How is cyber fatigue caused?
As the Internet has become a greater part of our lives, the level of general cyber fatigue has only seemed to increase. People have to remember an incredible amount of passwords and increasing amounts of people are conducting all their financial transactions in the online sphere. Users are tired of being overwhelmed by the need to be constantly on the guard against cyber attacks and a significant amount of people believe that they will not be attacked.
Security is compromised by factors such as users failing to make their login processes more complex and using more secure steps such as two-factor authentication.
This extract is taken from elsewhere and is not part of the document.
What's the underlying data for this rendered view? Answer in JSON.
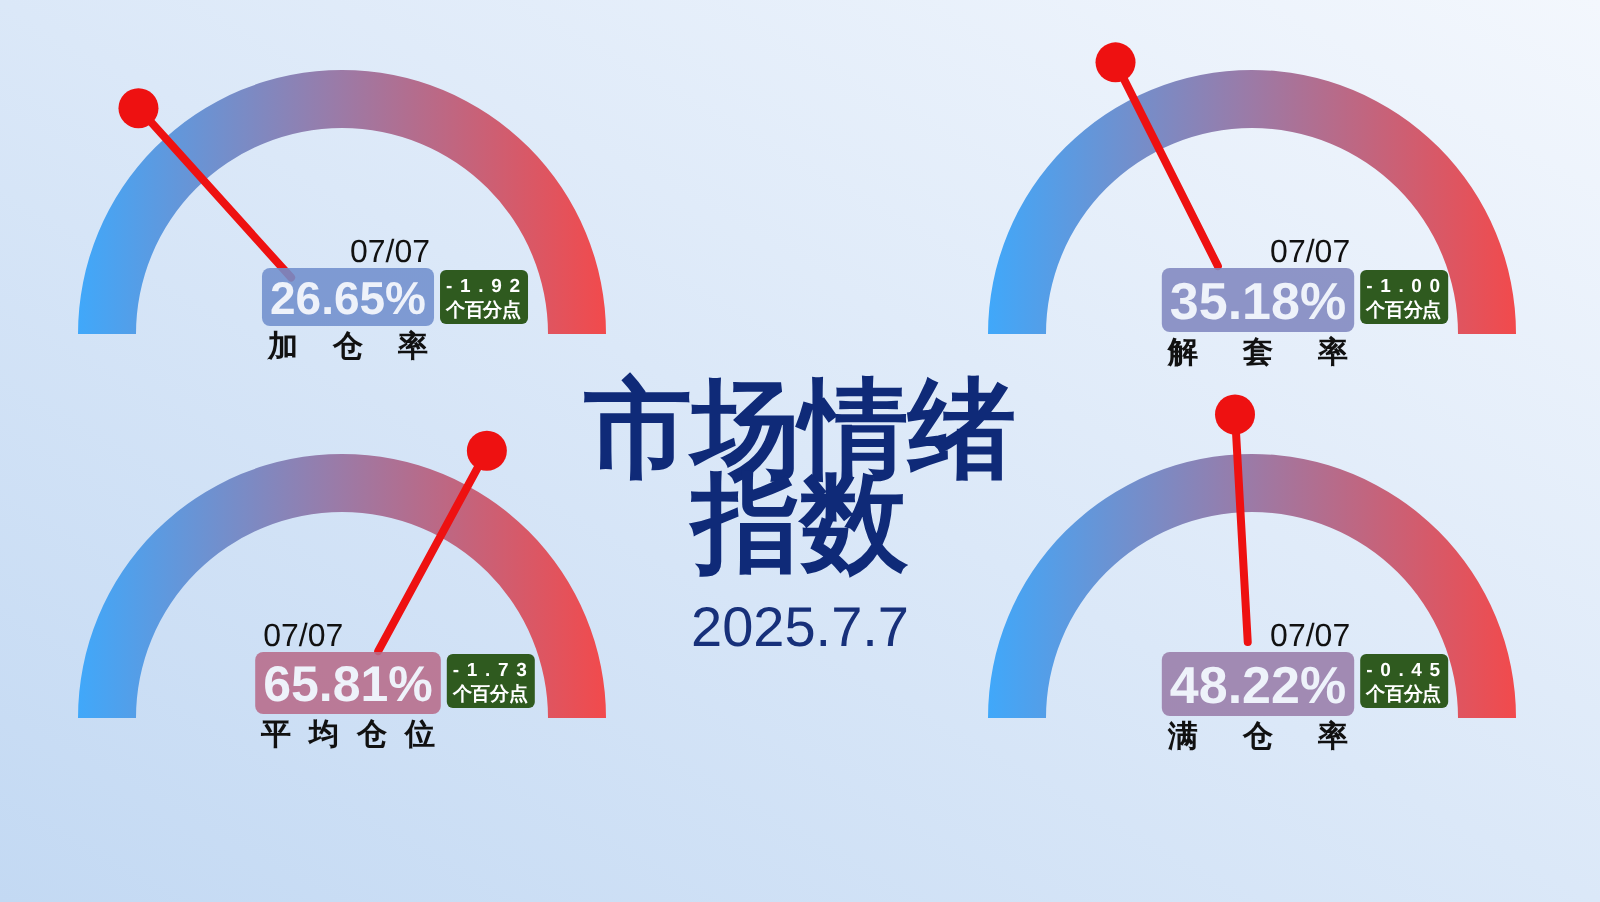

The massive Yahoo hacks that came to light in 2016 and the federal employee hack of 2015 have brought these issues to the mainstream as increasing amounts of users are terribly lax about sensitive information that could be used against them.
How can cyber fatigue be solved?
Cyber fatigue is probably an inevitable development of the proliferation of the Internet, and by simply changing their behaviour, users will be unable to effectively take serious steps toward real security. Customers need to become increasingly vigilant about the nature of their details on different websites and look beyond mere conveniences, benefits, and cost benefits. New laws governing the Internet are expected to grow in the coming years and they need to provide clear language about the security of user data.
Companies and websites also need to play a significant role when it comes to reducing security fatigue. Anti-virus software needs to be strengthened further in response to the ever-rising amount of ransomware and malicious software. Companies and websites need to make it simpler for users to choose the most secure security action possible while limiting the number of security decisions users need to make. Consistent, clear, and comprehensive guidelines need to be developed by all companies when it comes to data protection.